10. Disunatkan membaca Al Quran dengan suara yang bagus lagi merdu, sebab suara yang bagus dan merdu itu menambah keindahan islubnya Al Quran. Rasulullah s.a.w. telah bersabda:
“Kamu hiasilah Al Quran itu dengan suaramu yang merdu”
Diriwayatkan, bahwa pada suatu malam Rasulullah s.a.w. menunggu-nunggu istrinya, Sitti ‘Aisyah r.a. yang kebetulan agak terlambat datangnya. Setelah ia datang, Rasulullah bertanya kepadanya:” Bagaimanakah keadaanmu?” Aisyah menjawab :”Aku terlambat datang, karena mendengarkan bacaan Al Quran seseorang yang sangat bagus lagi merdu suaranya. Belum pernah akumendengarkan suara sebagus itu.”
Maka Rasulullah terus berdiri dan pergi mendengarkan bacaan Al Quran yang dikatakan Aisyah itu. rasulullah kembali dan mengatakan kepada Aisyah:” Orang itu adalah Salim, budak sahaya Abi Huzaifah. Puji- pujian bagi Allah yang telah menjadikan orang yang suaranya merdu seperti Salim itu sebagai ummatku.”
Oleh sebab itu, melagukan Al Quran dengan suara yang bagus, adalah disunatkan, asalkan tidak melanggar ketentuan-ketentuan dan tata cara membaca sebagaimana yang telah ditetapkan dalam ilmu qiraat dan tajwid, seperti menjaga madnya, harakatnya (barisnya) idghamnya dan lain-lainnya. Di dalam kitab zawaidur raudhah, diterangkan bahwa melagukan Al Quran dengan cara bermain-main serta melanggar ketentuan- ketentuan seperti tersebut di atas itu, haramlah hukumnya; orang yang membacanya dianggap fasiq, juga orang yang mendengarkannya turut berdosa.
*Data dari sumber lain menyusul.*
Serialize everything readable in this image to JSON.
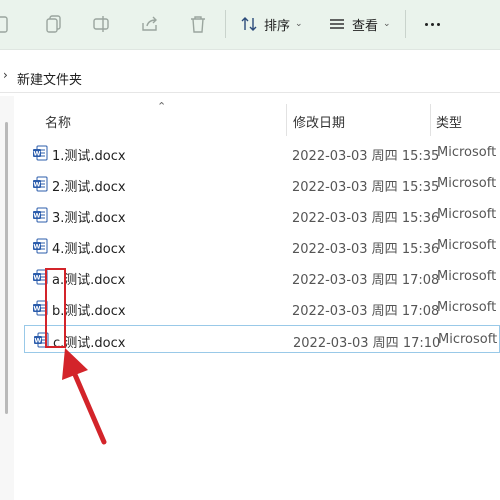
{
  "toolbar": {
    "icons": [
      "new-item-icon",
      "copy-icon",
      "rename-icon",
      "share-icon",
      "delete-icon"
    ],
    "sort_label": "排序",
    "view_label": "查看",
    "more_icon": "more-dots-icon"
  },
  "address": {
    "path": "新建文件夹"
  },
  "columns": {
    "name": "名称",
    "date": "修改日期",
    "type": "类型"
  },
  "files": [
    {
      "name": "1.测试.docx",
      "date": "2022-03-03 周四 15:35",
      "type": "Microsoft W"
    },
    {
      "name": "2.测试.docx",
      "date": "2022-03-03 周四 15:35",
      "type": "Microsoft W"
    },
    {
      "name": "3.测试.docx",
      "date": "2022-03-03 周四 15:36",
      "type": "Microsoft W"
    },
    {
      "name": "4.测试.docx",
      "date": "2022-03-03 周四 15:36",
      "type": "Microsoft W"
    },
    {
      "name": "a.测试.docx",
      "date": "2022-03-03 周四 17:08",
      "type": "Microsoft W"
    },
    {
      "name": "b.测试.docx",
      "date": "2022-03-03 周四 17:08",
      "type": "Microsoft W"
    },
    {
      "name": "c.测试.docx",
      "date": "2022-03-03 周四 17:10",
      "type": "Microsoft W"
    }
  ],
  "colors": {
    "toolbar_bg": "#eaf3ec",
    "word_blue": "#2b5cab",
    "annotation_red": "#d3242a",
    "selection_border": "#99c9e8"
  }
}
11. Sedapat-dapatnya membaca Al Quran janganlah diputuskan hanya karena hendak berbicara dengan orang lain. Hendaknya pembacaan diteruskan sampai ke batas yang telah ditentukan, barulah disudahi. Juga dilarang tertawa-tawa, bermain-main dan lain-lain yang semacam itu, ketika sedang membaca Al Quran. Sebab pekerjaan yang seperti itu tidak layak dilakukan sewaktu membaca Kitab Suci dan berarti tidak menghormati kesuciannya.
Itulah diantara adab-adab yang terpenting yang harus dijaga dan diperhatikan, sehingga dengan demikian kesucian Al Quran dapat terpelihara menurut arti yang sebenarnya.